KARACHI: Pakistani rupee maintained its downtrend on Tuesday as it dropped below Rs171 against the US dollar in the inter-bank market for the first time in history in the wake of rising demand for the greenback to pay a ballooning import bill.
The rupee depreciated 0.18% (or Rs0.3) to Rs171.04 against the greenback compared to Monday’s close of Rs170.74.
It has cumulatively dropped 1.7% (or Rs2.88) since September 20 when it fell below the 13-month low of Rs168.43 seen in August 2020, according to data of the State Bank of Pakistan (SBP).
The rupee has declined 8.57% (or Rs13.5) in the current fiscal year to date.

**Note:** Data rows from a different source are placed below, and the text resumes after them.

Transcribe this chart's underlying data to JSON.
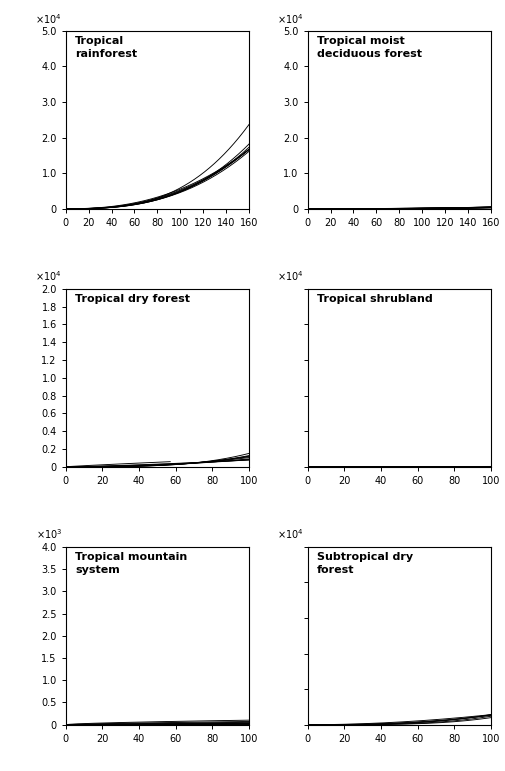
{
  "subplots": [
    {
      "title": "Tropical\nrainforest",
      "xmax": 160,
      "xticks": [
        0,
        20,
        40,
        60,
        80,
        100,
        120,
        140,
        160
      ],
      "ylim": 50000,
      "ytick_step": 10000,
      "yscale_exp": "4",
      "yscale_div": 10000,
      "equations": [
        {
          "a": 0.00673,
          "b": 2.97
        },
        {
          "a": 0.01,
          "b": 2.84
        },
        {
          "a": 0.015,
          "b": 2.75
        },
        {
          "a": 0.02,
          "b": 2.68
        },
        {
          "a": 0.028,
          "b": 2.62
        },
        {
          "a": 0.04,
          "b": 2.55
        },
        {
          "a": 0.06,
          "b": 2.47
        },
        {
          "a": 0.11,
          "b": 2.35
        }
      ]
    },
    {
      "title": "Tropical moist\ndeciduous forest",
      "xmax": 160,
      "xticks": [
        0,
        20,
        40,
        60,
        80,
        100,
        120,
        140,
        160
      ],
      "ylim": 50000,
      "ytick_step": 10000,
      "yscale_exp": "4",
      "yscale_div": 10000,
      "equations": [
        {
          "a": 3e-08,
          "b": 4.5
        },
        {
          "a": 1.2e-07,
          "b": 4.25
        },
        {
          "a": 5e-07,
          "b": 4.0
        },
        {
          "a": 2e-06,
          "b": 3.75
        },
        {
          "a": 8e-06,
          "b": 3.5
        },
        {
          "a": 3e-05,
          "b": 3.25
        },
        {
          "a": 0.00012,
          "b": 3.0
        },
        {
          "a": 0.00045,
          "b": 2.75
        },
        {
          "a": 0.0015,
          "b": 2.5
        },
        {
          "a": 0.005,
          "b": 2.25
        },
        {
          "a": 0.015,
          "b": 2.0
        },
        {
          "a": 0.05,
          "b": 1.75
        }
      ]
    },
    {
      "title": "Tropical dry forest",
      "xmax": 100,
      "xticks": [
        0,
        20,
        40,
        60,
        80,
        100
      ],
      "ylim": 20000,
      "ytick_step": 2000,
      "yscale_exp": "4",
      "yscale_div": 10000,
      "equations": [
        {
          "a": 0.00015,
          "b": 3.5,
          "xmax_line": 100
        },
        {
          "a": 0.0005,
          "b": 3.2,
          "xmax_line": 100
        },
        {
          "a": 0.0015,
          "b": 2.95,
          "xmax_line": 100
        },
        {
          "a": 0.0045,
          "b": 2.7,
          "xmax_line": 100
        },
        {
          "a": 0.013,
          "b": 2.45,
          "xmax_line": 100
        },
        {
          "a": 0.035,
          "b": 2.2,
          "xmax_line": 100
        },
        {
          "a": 0.1,
          "b": 1.95,
          "xmax_line": 100
        },
        {
          "a": 0.4,
          "b": 1.65,
          "xmax_line": 100
        },
        {
          "a": 1.5,
          "b": 1.35,
          "xmax_line": 100
        },
        {
          "a": 15.0,
          "b": 0.9,
          "xmax_line": 57
        }
      ]
    },
    {
      "title": "Tropical shrubland",
      "xmax": 100,
      "xticks": [
        0,
        20,
        40,
        60,
        80,
        100
      ],
      "ylim": 50000,
      "ytick_step": 10000,
      "yscale_exp": "4",
      "yscale_div": 10000,
      "no_yticklabels": true,
      "equations": [
        {
          "a": 3e-09,
          "b": 5.0
        },
        {
          "a": 1.5e-08,
          "b": 4.7
        },
        {
          "a": 7e-08,
          "b": 4.4
        },
        {
          "a": 3e-07,
          "b": 4.1
        },
        {
          "a": 1.3e-06,
          "b": 3.8
        },
        {
          "a": 5.5e-06,
          "b": 3.5
        },
        {
          "a": 2.2e-05,
          "b": 3.22
        },
        {
          "a": 8.5e-05,
          "b": 2.95
        },
        {
          "a": 0.0003,
          "b": 2.68
        },
        {
          "a": 0.001,
          "b": 2.42
        },
        {
          "a": 0.0035,
          "b": 2.16
        },
        {
          "a": 0.012,
          "b": 1.9
        },
        {
          "a": 0.04,
          "b": 1.65
        },
        {
          "a": 0.14,
          "b": 1.4
        }
      ]
    },
    {
      "title": "Tropical mountain\nsystem",
      "xmax": 100,
      "xticks": [
        0,
        20,
        40,
        60,
        80,
        100
      ],
      "ylim": 4000,
      "ytick_step": 500,
      "yscale_exp": "3",
      "yscale_div": 1000,
      "equations": [
        {
          "a": 0.002,
          "b": 1.8
        },
        {
          "a": 0.008,
          "b": 1.6
        },
        {
          "a": 0.025,
          "b": 1.42
        },
        {
          "a": 0.075,
          "b": 1.25
        },
        {
          "a": 0.2,
          "b": 1.1
        },
        {
          "a": 0.5,
          "b": 0.96
        },
        {
          "a": 1.2,
          "b": 0.83
        },
        {
          "a": 2.8,
          "b": 0.71
        },
        {
          "a": 6.5,
          "b": 0.6
        }
      ]
    },
    {
      "title": "Subtropical dry\nforest",
      "xmax": 100,
      "xticks": [
        0,
        20,
        40,
        60,
        80,
        100
      ],
      "ylim": 50000,
      "ytick_step": 10000,
      "yscale_exp": "4",
      "yscale_div": 10000,
      "no_yticklabels": true,
      "equations": [
        {
          "a": 5e-05,
          "b": 3.8
        },
        {
          "a": 0.0003,
          "b": 3.45
        },
        {
          "a": 0.0018,
          "b": 3.1
        },
        {
          "a": 0.01,
          "b": 2.72
        },
        {
          "a": 0.06,
          "b": 2.32
        },
        {
          "a": 0.45,
          "b": 1.9
        }
      ]
    }
  ]
}
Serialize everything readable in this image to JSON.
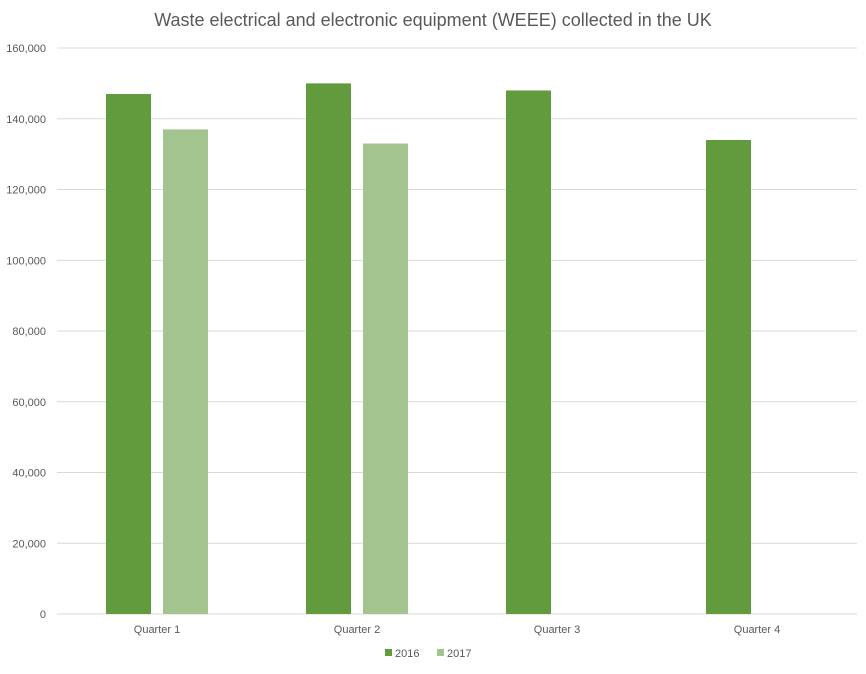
{
  "chart_data": {
    "type": "bar",
    "title": "Waste electrical and electronic equipment (WEEE) collected in the UK",
    "categories": [
      "Quarter 1",
      "Quarter 2",
      "Quarter 3",
      "Quarter 4"
    ],
    "series": [
      {
        "name": "2016",
        "values": [
          147000,
          150000,
          148000,
          134000
        ],
        "color": "#629b3e"
      },
      {
        "name": "2017",
        "values": [
          137000,
          133000,
          null,
          null
        ],
        "color": "#a3c48e"
      }
    ],
    "xlabel": "",
    "ylabel": "",
    "ylim": [
      0,
      160000
    ],
    "yticks": [
      0,
      20000,
      40000,
      60000,
      80000,
      100000,
      120000,
      140000,
      160000
    ],
    "ytick_labels": [
      "0",
      "20,000",
      "40,000",
      "60,000",
      "80,000",
      "100,000",
      "120,000",
      "140,000",
      "160,000"
    ],
    "grid": true,
    "legend_position": "bottom"
  }
}
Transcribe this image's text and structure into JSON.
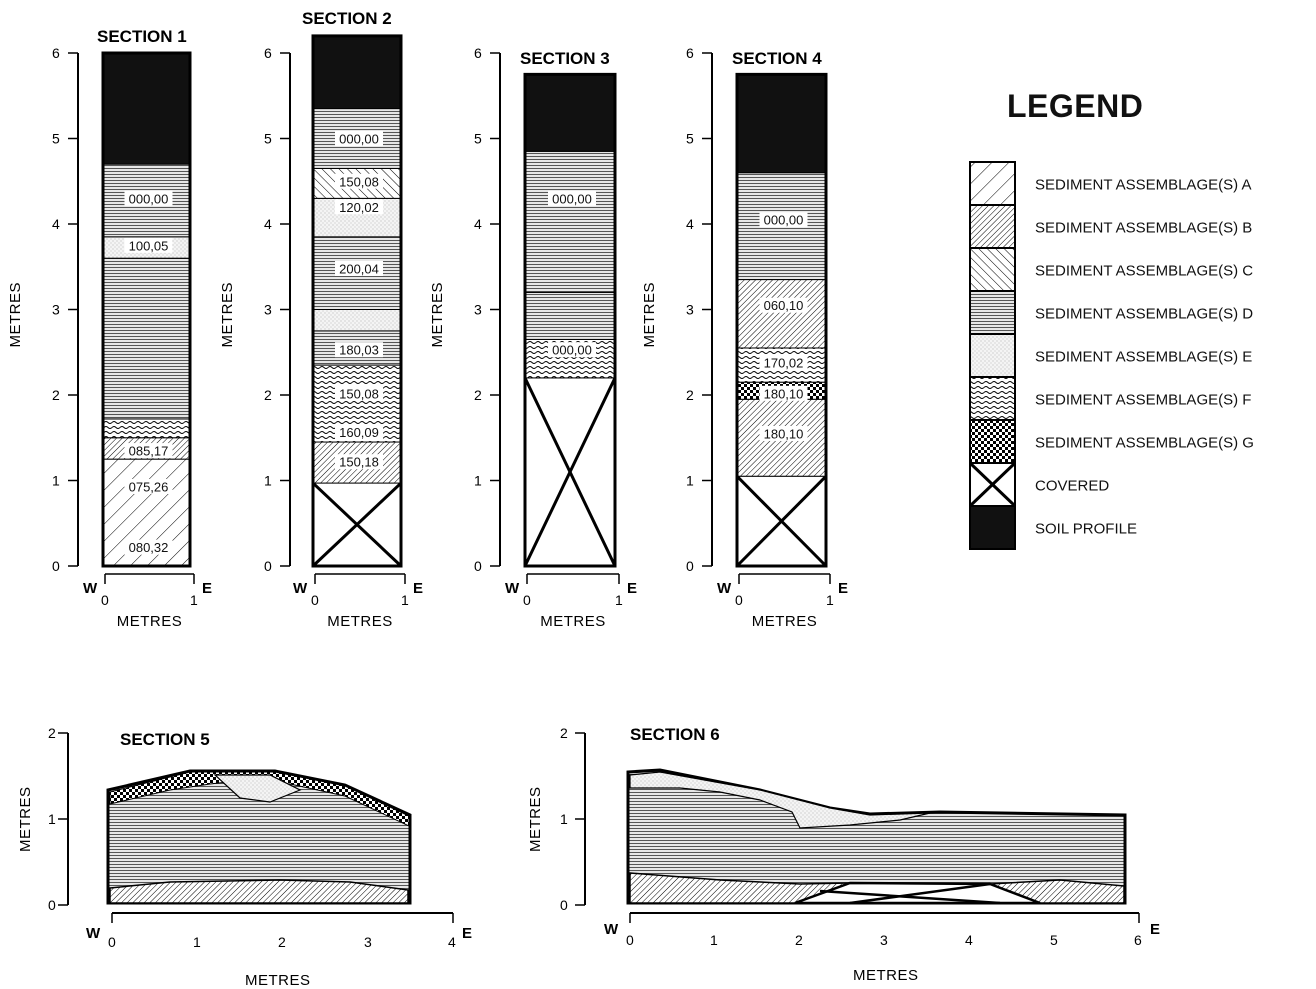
{
  "legend": {
    "title": "LEGEND",
    "items": [
      {
        "key": "A",
        "label": "SEDIMENT ASSEMBLAGE(S) A",
        "pattern": "pA"
      },
      {
        "key": "B",
        "label": "SEDIMENT ASSEMBLAGE(S) B",
        "pattern": "pB"
      },
      {
        "key": "C",
        "label": "SEDIMENT ASSEMBLAGE(S) C",
        "pattern": "pC"
      },
      {
        "key": "D",
        "label": "SEDIMENT ASSEMBLAGE(S) D",
        "pattern": "pD"
      },
      {
        "key": "E",
        "label": "SEDIMENT ASSEMBLAGE(S) E",
        "pattern": "pE"
      },
      {
        "key": "F",
        "label": "SEDIMENT ASSEMBLAGE(S) F",
        "pattern": "pF"
      },
      {
        "key": "G",
        "label": "SEDIMENT ASSEMBLAGE(S) G",
        "pattern": "pG"
      },
      {
        "key": "covered",
        "label": "COVERED",
        "pattern": "covered"
      },
      {
        "key": "soil",
        "label": "SOIL PROFILE",
        "pattern": "soil"
      }
    ]
  },
  "axis": {
    "ylabel": "METRES",
    "xlabel": "METRES",
    "west": "W",
    "east": "E"
  },
  "sections": [
    {
      "title": "SECTION 1",
      "height_m": 6,
      "y_ticks": [
        "0",
        "1",
        "2",
        "3",
        "4",
        "5",
        "6"
      ],
      "x_ticks": [
        "0",
        "1"
      ],
      "units": [
        {
          "from": 0,
          "to": 1.25,
          "unit": "A"
        },
        {
          "from": 1.25,
          "to": 1.5,
          "unit": "B"
        },
        {
          "from": 1.5,
          "to": 1.72,
          "unit": "F"
        },
        {
          "from": 1.72,
          "to": 3.6,
          "unit": "D"
        },
        {
          "from": 3.6,
          "to": 3.85,
          "unit": "E"
        },
        {
          "from": 3.85,
          "to": 4.7,
          "unit": "D"
        },
        {
          "from": 4.7,
          "to": 6.0,
          "unit": "soil"
        }
      ],
      "labels": [
        {
          "text": "080,32",
          "m": 0.22
        },
        {
          "text": "075,26",
          "m": 0.93
        },
        {
          "text": "085,17",
          "m": 1.35
        },
        {
          "text": "100,05",
          "m": 3.75
        },
        {
          "text": "000,00",
          "m": 4.3
        }
      ]
    },
    {
      "title": "SECTION 2",
      "height_m": 6,
      "y_ticks": [
        "0",
        "1",
        "2",
        "3",
        "4",
        "5",
        "6"
      ],
      "x_ticks": [
        "0",
        "1"
      ],
      "units": [
        {
          "from": 0,
          "to": 0.97,
          "unit": "covered"
        },
        {
          "from": 0.97,
          "to": 1.45,
          "unit": "B"
        },
        {
          "from": 1.45,
          "to": 2.35,
          "unit": "F"
        },
        {
          "from": 2.35,
          "to": 2.75,
          "unit": "D"
        },
        {
          "from": 2.75,
          "to": 3.0,
          "unit": "E"
        },
        {
          "from": 3.0,
          "to": 3.85,
          "unit": "D"
        },
        {
          "from": 3.85,
          "to": 4.3,
          "unit": "E"
        },
        {
          "from": 4.3,
          "to": 4.65,
          "unit": "C"
        },
        {
          "from": 4.65,
          "to": 5.35,
          "unit": "D"
        },
        {
          "from": 5.35,
          "to": 6.2,
          "unit": "soil"
        }
      ],
      "labels": [
        {
          "text": "150,18",
          "m": 1.22
        },
        {
          "text": "160,09",
          "m": 1.57
        },
        {
          "text": "150,08",
          "m": 2.02
        },
        {
          "text": "180,03",
          "m": 2.53
        },
        {
          "text": "200,04",
          "m": 3.48
        },
        {
          "text": "120,02",
          "m": 4.2
        },
        {
          "text": "150,08",
          "m": 4.5
        },
        {
          "text": "000,00",
          "m": 5.0
        }
      ]
    },
    {
      "title": "SECTION 3",
      "height_m": 6,
      "y_ticks": [
        "0",
        "1",
        "2",
        "3",
        "4",
        "5",
        "6"
      ],
      "x_ticks": [
        "0",
        "1"
      ],
      "units": [
        {
          "from": 0,
          "to": 2.2,
          "unit": "covered"
        },
        {
          "from": 2.2,
          "to": 2.65,
          "unit": "F"
        },
        {
          "from": 2.65,
          "to": 3.2,
          "unit": "D"
        },
        {
          "from": 3.2,
          "to": 4.85,
          "unit": "D"
        },
        {
          "from": 4.85,
          "to": 5.75,
          "unit": "soil"
        }
      ],
      "labels": [
        {
          "text": "000,00",
          "m": 2.53
        },
        {
          "text": "000,00",
          "m": 4.3
        }
      ]
    },
    {
      "title": "SECTION 4",
      "height_m": 6,
      "y_ticks": [
        "0",
        "1",
        "2",
        "3",
        "4",
        "5",
        "6"
      ],
      "x_ticks": [
        "0",
        "1"
      ],
      "units": [
        {
          "from": 0,
          "to": 1.05,
          "unit": "covered"
        },
        {
          "from": 1.05,
          "to": 1.95,
          "unit": "B"
        },
        {
          "from": 1.95,
          "to": 2.15,
          "unit": "G"
        },
        {
          "from": 2.15,
          "to": 2.55,
          "unit": "F"
        },
        {
          "from": 2.55,
          "to": 3.35,
          "unit": "B"
        },
        {
          "from": 3.35,
          "to": 4.6,
          "unit": "D"
        },
        {
          "from": 4.6,
          "to": 5.75,
          "unit": "soil"
        }
      ],
      "labels": [
        {
          "text": "180,10",
          "m": 1.55
        },
        {
          "text": "180,10",
          "m": 2.02
        },
        {
          "text": "170,02",
          "m": 2.38
        },
        {
          "text": "060,10",
          "m": 3.05
        },
        {
          "text": "000,00",
          "m": 4.05
        }
      ]
    },
    {
      "title": "SECTION 5",
      "height_m": 2,
      "y_ticks": [
        "0",
        "1",
        "2"
      ],
      "x_ticks": [
        "0",
        "1",
        "2",
        "3",
        "4"
      ]
    },
    {
      "title": "SECTION 6",
      "height_m": 2,
      "y_ticks": [
        "0",
        "1",
        "2"
      ],
      "x_ticks": [
        "0",
        "1",
        "2",
        "3",
        "4",
        "5",
        "6"
      ]
    }
  ]
}
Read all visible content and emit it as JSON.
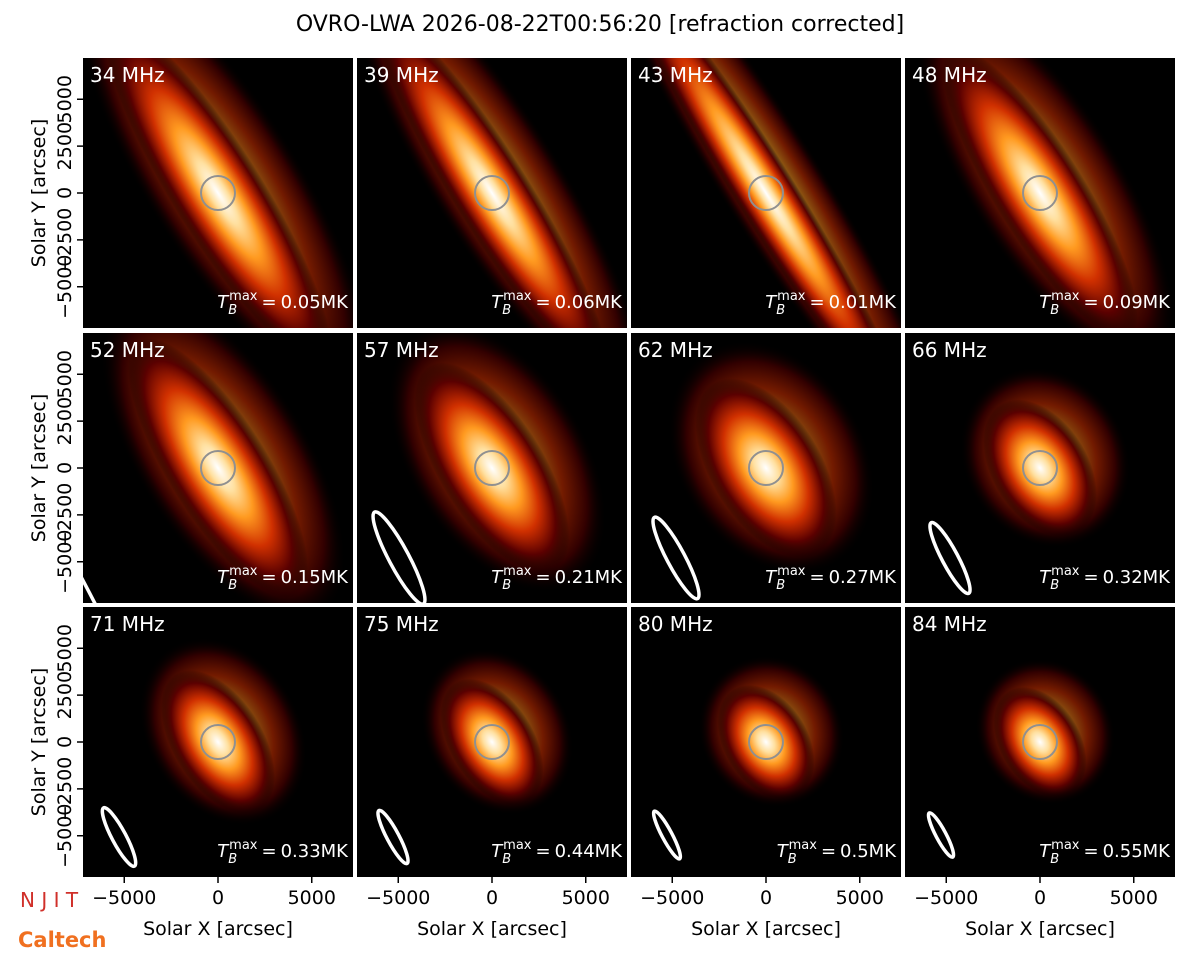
{
  "chart_data": {
    "type": "heatmap",
    "title": "OVRO-LWA 2026-08-22T00:56:20 [refraction corrected]",
    "xlabel": "Solar X [arcsec]",
    "ylabel": "Solar Y [arcsec]",
    "xlim": [
      -7200,
      7200
    ],
    "ylim": [
      -7200,
      7200
    ],
    "xticks": [
      {
        "value": -5000,
        "label": "−5000"
      },
      0,
      5000
    ],
    "yticks": [
      {
        "value": -5000,
        "label": "−5000"
      },
      {
        "value": -2500,
        "label": "−2500"
      },
      0,
      2500,
      5000
    ],
    "categories": [
      "34 MHz",
      "39 MHz",
      "43 MHz",
      "48 MHz",
      "52 MHz",
      "57 MHz",
      "62 MHz",
      "66 MHz",
      "71 MHz",
      "75 MHz",
      "80 MHz",
      "84 MHz"
    ],
    "values": [
      0.05,
      0.06,
      0.01,
      0.09,
      0.15,
      0.21,
      0.27,
      0.32,
      0.33,
      0.44,
      0.5,
      0.55
    ],
    "value_labels": [
      "0.05MK",
      "0.06MK",
      "0.01MK",
      "0.09MK",
      "0.15MK",
      "0.21MK",
      "0.27MK",
      "0.32MK",
      "0.33MK",
      "0.44MK",
      "0.5MK",
      "0.55MK"
    ],
    "tb_symbol": "T",
    "tb_sub": "B",
    "tb_sup": "max",
    "tb_relation": "=",
    "logos": [
      "N J I T",
      "Caltech"
    ]
  }
}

“Hike in global commodity prices is a major reason behind the surge in demand for the US dollar in the inter-bank market,” Pak-Kuwait Investment Company Head of Research Samiullah Tariq said while talking to The Express Tribune. “The price hike has widened the country’s import bill.”
Brent, the global crude oil benchmark, hit a multi-year high of $83.48 per barrel on Monday. Besides, the prices of coal and LNG imports have also shot up.
Similarly, the prices of imported food items (wheat, sugar and cooking oil) have continued to increase in the international market.
“The share of energy in the total import bill of Pakistan stands at around 25%,” added Arif Habib Limited Head of Research Tahir Abbas.
The rupee’s downtrend is expected to end soon and it will settle at around Rs168-169 immediately after the resumption of $6 billion International Monetary Fund (IMF) loan programme for Pakistan in the next one week.
The resumption of the loan programme will pave the way for the release of next IMF loan tranche of $1 billion. Besides, the World Bank and the Asian Development Bank (ADB) will lend an additional $1.4 billion for different projects.
“The developments (resumption of IMF programme and receipt of loan tranche) will ease pressure on the rupee,” he said.
“Supply of dollars though export earnings and workers’ remittances remains weak compared to strong demand for the greenback to pay for surging imports,” Tariq said, adding that the widening demand and supply gap was taking its toll on the rupee.
“The lack of central bank intervention (by supplying dollars) in the inter-bank market is causing the rupee to depreciate.”
According to Abbas, market rumours suggest that the IMF programme is about to resume as Pakistan has accepted the demand for increase in electricity tariffs in two phases. Secondly, the country’s tax collection has remained robust in the current fiscal year to date.
“A further clarity on the IMF programme will ease pressure on the rupee,” he said.
Moreover, the steps taken by the government and the central bank to reduce pressure on the rupee would start bearing fruit from November or December and demand for dollars would fall, he said.
Earlier, the government and SBP asked traders to submit 100% import payment in advance for 114 luxury and non-essential items, increased regulatory duty on imports, directed banks to submit reports on demand for dollars from importers and tightened car financing.
“The cumulative impact of all the measures would be witnessed with a lag of about three months in shape of reduction in demand for dollars in the economy,” he said.
Besides, they have also intensified crackdown against currency smugglers on Afghanistan border. These measures are also expected to reduce demand for dollars and ease off rupee.